Something else way cool went down in New York over the weekend. At the premiere of his new movie Geezer at the Tribeca Film Festival on Saturday, Billie Joe Armstrong and Joan Jett shared the stage, performing “American Idiot” and “Bad Reputation” together. After that, Armstrong and his Green Day bandmate, drummer Tré Cool, snuck over to New York club Berlin to play a little after-party. There, Rhett Miller joined the boys, fronting the makeshift band during a cover of “American Girl” to close out the night. Check out a brief clip we found on Instagram below.

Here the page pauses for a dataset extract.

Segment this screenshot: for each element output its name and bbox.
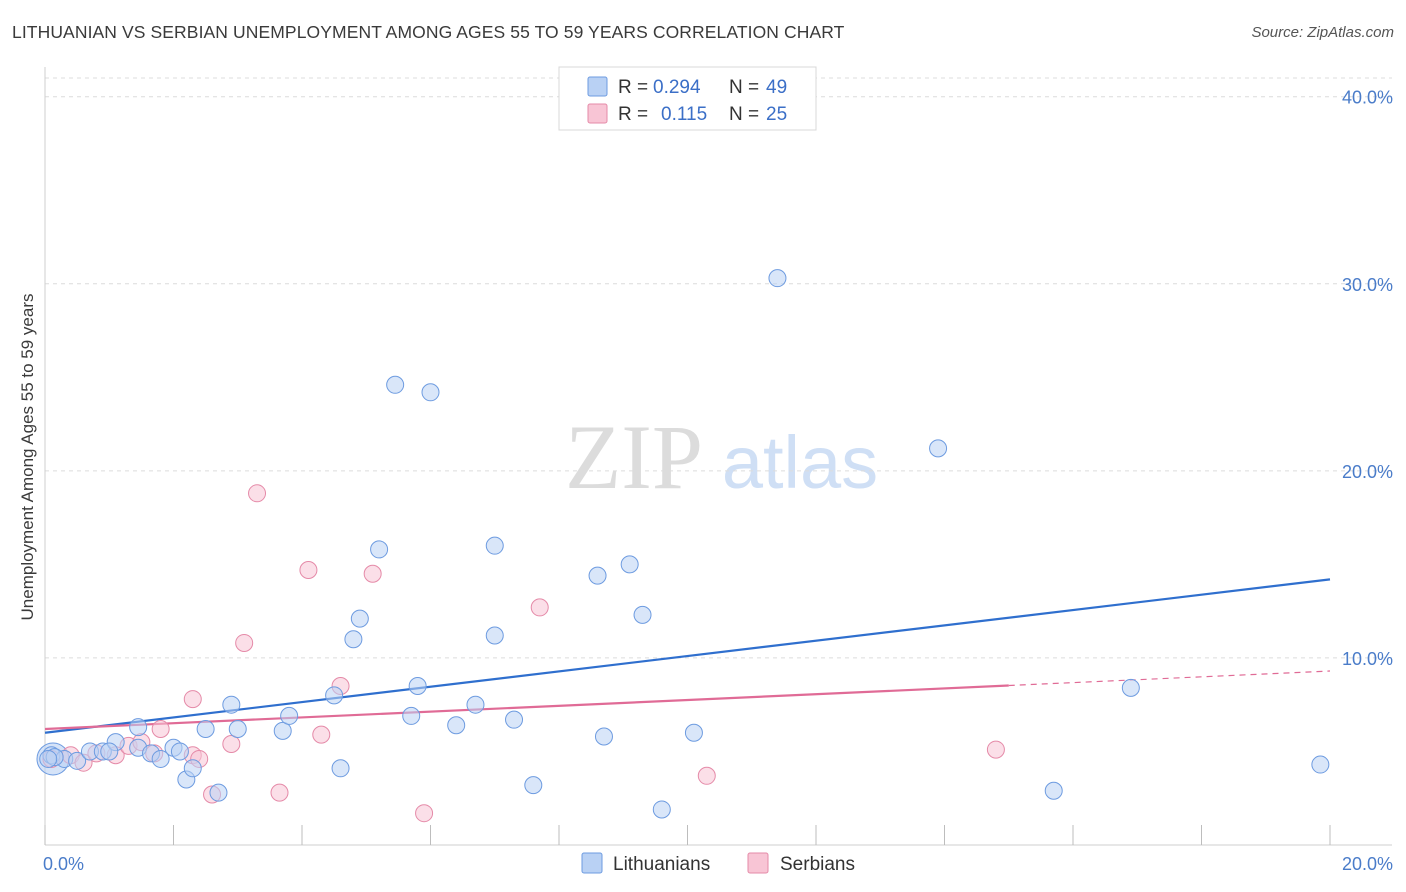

Moving on, Riverboat Gamblers side project Drakulas premiered a new video for its “OWOWOWOWOWOWOW” single yesterday via Noise Magazine. In an accompanying interview with the site, frontman Mike Weibe breaks down the group's schtick as a fictional '70s-era gang a la The Warriors.
Then there was John Congleton, who did an AMA on Reddit this past Wednesday. The most interesting things we learned from it are as follows:
• He's never seen an episode of Friday Night Lights; he just worked on the music for it.
• The cover art of Until the Horror Goes is from an old German children's book.
• His friend Keith watches his cats when he's out of town.
• His cats are Persians.
• His cats are named Malachi and Epstien.
• He feeds his cats a raw diet, and they seem to like it.
Lastly this week comes the news that producer and ex-Centro-matic keys man Scott Danbom will release a solo album in 2017. That's so far away!